The Tissue: Issue #2
Sharing the world’s first kidney transplant using a genetically-edited pig organ and commentary on the future of organ transplantation
12-minute read
Hello enthusiasts for living materials of all sorts!
A lot has happened in the field of tissue engineering over the last month, so I’m not going to waste any time on additional pleasantries, although I hope April treated you kindly. On March 26th, ARPA-H announced $190 million in funding for the development of transformative osteoarthritis therapies in what may be the single biggest public investment for the field. We’ll be talking in more detail about that announcement next month, but I couldn’t keep it from you until then!
On a more administrative note: I want to make The Tissue a space where we can feature Q&As, similar to the ones I’ve done with Dr. James Henstock and Corinne Okada Takara (both of which I recommend you read!), but in a more condensed format. Let me know in the comments if there’s anyone you’re interested in hearing from or any questions you’re interested in finding answers to!
New and Interesting Publications
How to commercialize regenerative medicine therapies: successful case studies
Published less than a year ago in September, 2023, this paper is a must read for any researchers who eventually want to see their research on regenerative therapies reach patients! In the paper, the authors outline the path to FDA-approval, providing case studies of products which successfully overcame barriers to translation, including Staratech’s StrataGraft, AveXis’s Zolgensma, and Spark Therapeutic’s Luxturna. They lay out many of the challenges and decisions researchers must face and make when translating scientific findings from the lab to the market, including how and when to apply for patents to establish intellectual property rights, what funding mechanisms to pursue to most effectively develop the required business and infrastructure, and how to navigate the regulatory pathway to successfully receive approval. There is some tension here, as noted by the authors. While commercialization requires “careful consideration of data ownership” and disclosure, the NIH as well as The White House are increasingly requiring the results of taxpayer-supported research to be publicly disclosed.
Periosteum-mimicking biomaterial successfully heals large bone defects by modulating bone, vascular, and immune cell survival and differentiation
In our never-ending quest as a field to more effectively regenerate bone, we often stumble down complicated rabbit holes. As many of you know, bone is a tissue that continues to remodel throughout our lives, subject to the whims of osteoclasts and osteoblasts absorbing and depositing new mineral in a never-ending cycle. Much of bone’s ability to heal comes from the periosteum, the sheath of blood vessels, nerves, and immune cells that enshroud it and activate when injured. In this study, researchers developed a “hamburger-like nutrient periosteum structure (HNS)” to mimic the role of periosteum in bone healing. Their scaffold—a central cell sheet composed of bone-marrow-derived mesenchymal stromal cells and M2 macrophages sandwiched between a silk fibroin hydrogel containing PLLA microspheres and CaO2 nanoparticles—releases oxygen into the cell sheet for up to thirty days after implantation to both maintain survival of cells within the sheet and to modulate the formation of new blood vessels from invading endothelial cells. When implanted into rat cranial defects, very little new bone formed when defects were filled only with bone-marrow-derived mesenchymal stromal cells. Bone deposition increased with both the addition of M2 macrophages in the cell sheet and with the incorporation of the cell sheet into the hamburger-like nutrient periosteum hydrogel structure.

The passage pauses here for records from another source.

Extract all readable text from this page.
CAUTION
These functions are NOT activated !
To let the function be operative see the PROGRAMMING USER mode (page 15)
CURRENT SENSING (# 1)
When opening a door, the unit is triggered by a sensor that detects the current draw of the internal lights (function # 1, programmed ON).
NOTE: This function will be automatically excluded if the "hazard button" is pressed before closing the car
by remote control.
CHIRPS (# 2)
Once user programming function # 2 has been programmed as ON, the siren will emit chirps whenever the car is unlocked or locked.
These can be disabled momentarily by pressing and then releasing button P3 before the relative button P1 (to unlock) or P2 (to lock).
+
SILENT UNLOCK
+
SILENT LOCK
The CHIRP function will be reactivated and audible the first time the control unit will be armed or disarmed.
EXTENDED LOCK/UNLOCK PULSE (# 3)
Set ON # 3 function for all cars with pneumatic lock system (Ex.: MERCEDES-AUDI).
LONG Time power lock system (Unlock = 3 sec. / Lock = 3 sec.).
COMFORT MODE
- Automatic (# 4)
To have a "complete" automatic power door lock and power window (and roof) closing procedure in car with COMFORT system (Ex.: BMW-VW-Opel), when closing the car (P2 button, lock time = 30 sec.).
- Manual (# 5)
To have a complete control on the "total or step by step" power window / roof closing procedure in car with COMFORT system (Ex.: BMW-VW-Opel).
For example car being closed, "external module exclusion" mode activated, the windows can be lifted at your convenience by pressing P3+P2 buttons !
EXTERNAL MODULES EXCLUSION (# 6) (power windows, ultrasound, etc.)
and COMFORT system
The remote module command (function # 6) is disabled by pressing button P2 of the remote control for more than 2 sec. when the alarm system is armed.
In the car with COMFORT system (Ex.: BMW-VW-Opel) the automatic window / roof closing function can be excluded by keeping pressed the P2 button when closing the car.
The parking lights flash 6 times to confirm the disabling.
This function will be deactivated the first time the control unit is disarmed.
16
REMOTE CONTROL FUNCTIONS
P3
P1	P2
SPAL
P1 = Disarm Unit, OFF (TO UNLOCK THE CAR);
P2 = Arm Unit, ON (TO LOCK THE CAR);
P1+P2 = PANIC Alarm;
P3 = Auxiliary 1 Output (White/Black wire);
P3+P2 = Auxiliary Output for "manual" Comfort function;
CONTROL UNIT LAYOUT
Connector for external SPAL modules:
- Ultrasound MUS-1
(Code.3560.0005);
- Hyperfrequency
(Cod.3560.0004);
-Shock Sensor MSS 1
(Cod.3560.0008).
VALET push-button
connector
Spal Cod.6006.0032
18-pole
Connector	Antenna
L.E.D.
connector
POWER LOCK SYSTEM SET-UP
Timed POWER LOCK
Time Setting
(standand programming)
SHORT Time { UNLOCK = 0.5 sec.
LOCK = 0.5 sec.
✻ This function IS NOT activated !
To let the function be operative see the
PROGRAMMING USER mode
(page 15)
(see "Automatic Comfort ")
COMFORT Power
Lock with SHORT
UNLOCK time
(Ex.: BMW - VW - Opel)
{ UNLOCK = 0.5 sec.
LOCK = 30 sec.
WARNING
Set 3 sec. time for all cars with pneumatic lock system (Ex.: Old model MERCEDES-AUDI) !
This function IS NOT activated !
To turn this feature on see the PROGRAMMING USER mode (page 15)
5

Could a highly-regenerative population of stem cells in deer antlers one day be used as a human cell therapy?
I am so jazzed about this study! Although not new new (it came out in February 2023), it is an impressive behemoth of single-cell transciptomics data, teasing out exactly how deer antlers form through endochondral ossification (the process in which freshly-patterned cartilage tissue is quickly subsumed and replaced by spongy bone). Deer antlers are the quickest growing boney tissue across mammalian species, forming at a rate of 2.75 cm/day with a mineral apposition rate of 3.2 μm/day. The authors argue that this accelerated rate of regeneration is due to a population of PRRX1+cells within the deer antler they call “antler blastema progenitor cells (ABPCs)” that are permanently present in the antler’s periosteum. The researchers were able to successfully isolate these ABPCs and implant them in rabbit femoral condyle defects. After 8 weeks, the ABPCs formed significantly more bone than bone-marrow-derived mesenchymal stromal cells did. Notably, chondrogenesis in mice and humans proceeds avascularly, but ABPCs upregulated angiogensis-related genes in the developing cartilage, possibly explaining why deer antlers are able to grow so quickly.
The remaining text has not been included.